Locating the kernel PGD on Android/aarch64

by Vitaly Nikolenko

Posted on December 21, 2020 at 6:40PM

Thought I'd do a quick post explaining what I was trying to say in my tweet since all the questions/comments were mostly "but you need some arbitrary read to read that page" or "but you need to know where _text is on a KASLR enabled device." Yes and yes to both of these. I was referring to a post-exploitation technique where you already have some arbitrary/partial kernel read/write working.

Why would you want to locate the kernel PGD (read &swapper_pg_dir)? To bypass certain kernel exploitation mitigations on certain devices. If that doesn't make sense, go back and re-read KSMA (kernel space mirroring attack) or at least that's what the term was coined as on Android/aarch64 after it was simply called "modifying page tables" on x86 back in the days. But in vulnerability research, as you may know, everything old is new again.

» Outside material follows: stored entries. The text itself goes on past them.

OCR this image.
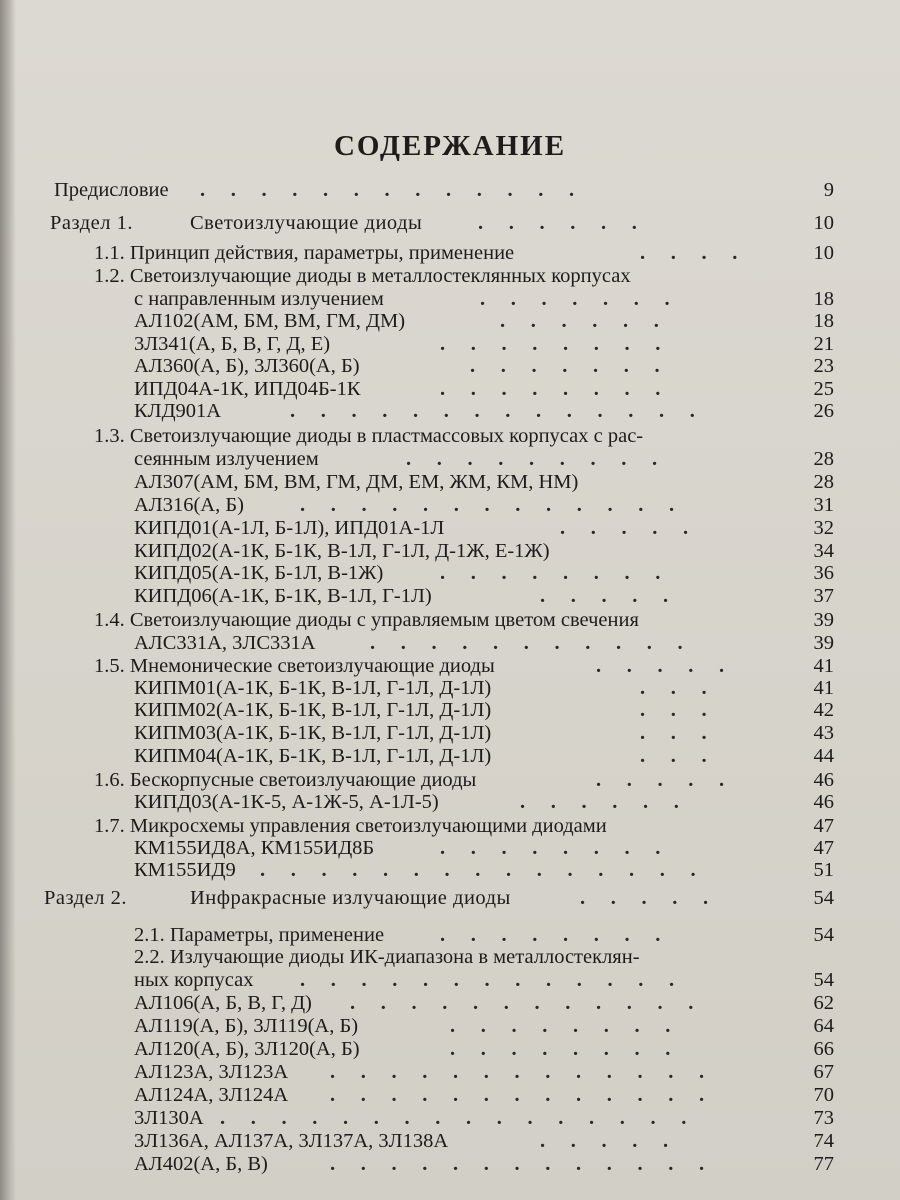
СОДЕРЖАНИЕ
Предисловие .     .     .     .     .     .     .     .     .     .     .     .     .	9
Раздел 1.	Светоизлучающие диоды	.     .     .     .     .     .	10
1.1. Принцип действия, параметры, применение	.     .     .     .	10
1.2. Светоизлучающие диоды в металлостеклянных корпусах
с направленным излучением	.     .     .     .     .     .     .	18
АЛ102(АМ, БМ, ВМ, ГМ, ДМ)	.     .     .     .     .     .	18
3Л341(А, Б, В, Г, Д, Е)	.     .     .     .     .     .     .     .	21
АЛ360(А, Б), 3Л360(А, Б)	.     .     .     .     .     .     .	23
ИПД04А-1К, ИПД04Б-1К	.     .     .     .     .     .     .     .	25
КЛД901А	.     .     .     .     .     .     .     .     .     .     .     .     .     .	26
1.3. Светоизлучающие диоды в пластмассовых корпусах с рас-
сеянным излучением	.     .     .     .     .     .     .     .     .	28
АЛ307(АМ, БМ, ВМ, ГМ, ДМ, ЕМ, ЖМ, КМ, НМ)	28
АЛ316(А, Б)	.     .     .     .     .     .     .     .     .     .     .     .     .	31
КИПД01(А-1Л, Б-1Л), ИПД01А-1Л	.     .     .     .     .	32
КИПД02(А-1К, Б-1К, В-1Л, Г-1Л, Д-1Ж, Е-1Ж)	34
КИПД05(А-1К, Б-1Л, В-1Ж)	.     .     .     .     .     .     .     .	36
КИПД06(А-1К, Б-1К, В-1Л, Г-1Л)	.     .     .     .     .	37
1.4. Светоизлучающие диоды с управляемым цветом свечения	39
АЛС331А, 3ЛС331А	.     .     .     .     .     .     .     .     .     .     .	39
1.5. Мнемонические светоизлучающие диоды	.     .     .     .     .	41
КИПМ01(А-1К, Б-1К, В-1Л, Г-1Л, Д-1Л)	.     .     .	41
КИПМ02(А-1К, Б-1К, В-1Л, Г-1Л, Д-1Л)	.     .     .	42
КИПМ03(А-1К, Б-1К, В-1Л, Г-1Л, Д-1Л)	.     .     .	43
КИПМ04(А-1К, Б-1К, В-1Л, Г-1Л, Д-1Л)	.     .     .	44
1.6. Бескорпусные светоизлучающие диоды	.     .     .     .     .	46
КИПД03(А-1К-5, А-1Ж-5, А-1Л-5)	.     .     .     .     .     .	46
1.7. Микросхемы управления светоизлучающими диодами	47
КМ155ИД8А, КМ155ИД8Б	.     .     .     .     .     .     .     .	47
КМ155ИД9 .     .     .     .     .     .     .     .     .     .     .     .     .     .     .	51
Раздел 2.	Инфракрасные излучающие диоды	.     .     .     .     .	54
2.1. Параметры, применение	.     .     .     .     .     .     .     .	54
2.2. Излучающие диоды ИК-диапазона в металлостеклян-
ных корпусах .     .     .     .     .     .     .     .     .     .     .     .     .	54
АЛ106(А, Б, В, Г, Д) .     .     .     .     .     .     .     .     .     .     .     .	62
АЛ119(А, Б), 3Л119(А, Б)	.     .     .     .     .     .     .     .	64
АЛ120(А, Б), 3Л120(А, Б)	.     .     .     .     .     .     .     .	66
АЛ123А, 3Л123А .     .     .     .     .     .     .     .     .     .     .     .     .	67
АЛ124А, 3Л124А .     .     .     .     .     .     .     .     .     .     .     .     .	70
3Л130А .     .     .     .     .     .     .     .     .     .     .     .     .     .     .     .	73
3Л136А, АЛ137А, 3Л137А, 3Л138А	.     .     .     .     .	74
АЛ402(А, Б, В)	.     .     .     .     .     .     .     .     .     .     .     .     .	77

Hopefully that clears up the intention to find the PGD. So in order to locate the kernel PGD (or to be specific the address where ttbr1 points to), you need to know where the _text starts. If you have access to kallsyms - great, just extract it from there. If not, search for the kernel magic (yes, kernel magic is real!) - generally start with a known text address ideally as close to the start of the text segment as possible and work your way backwards until you find the kernel magic value. The page containing the kernel magic has two useful values (1) kernel text offset and (2) kernel image size.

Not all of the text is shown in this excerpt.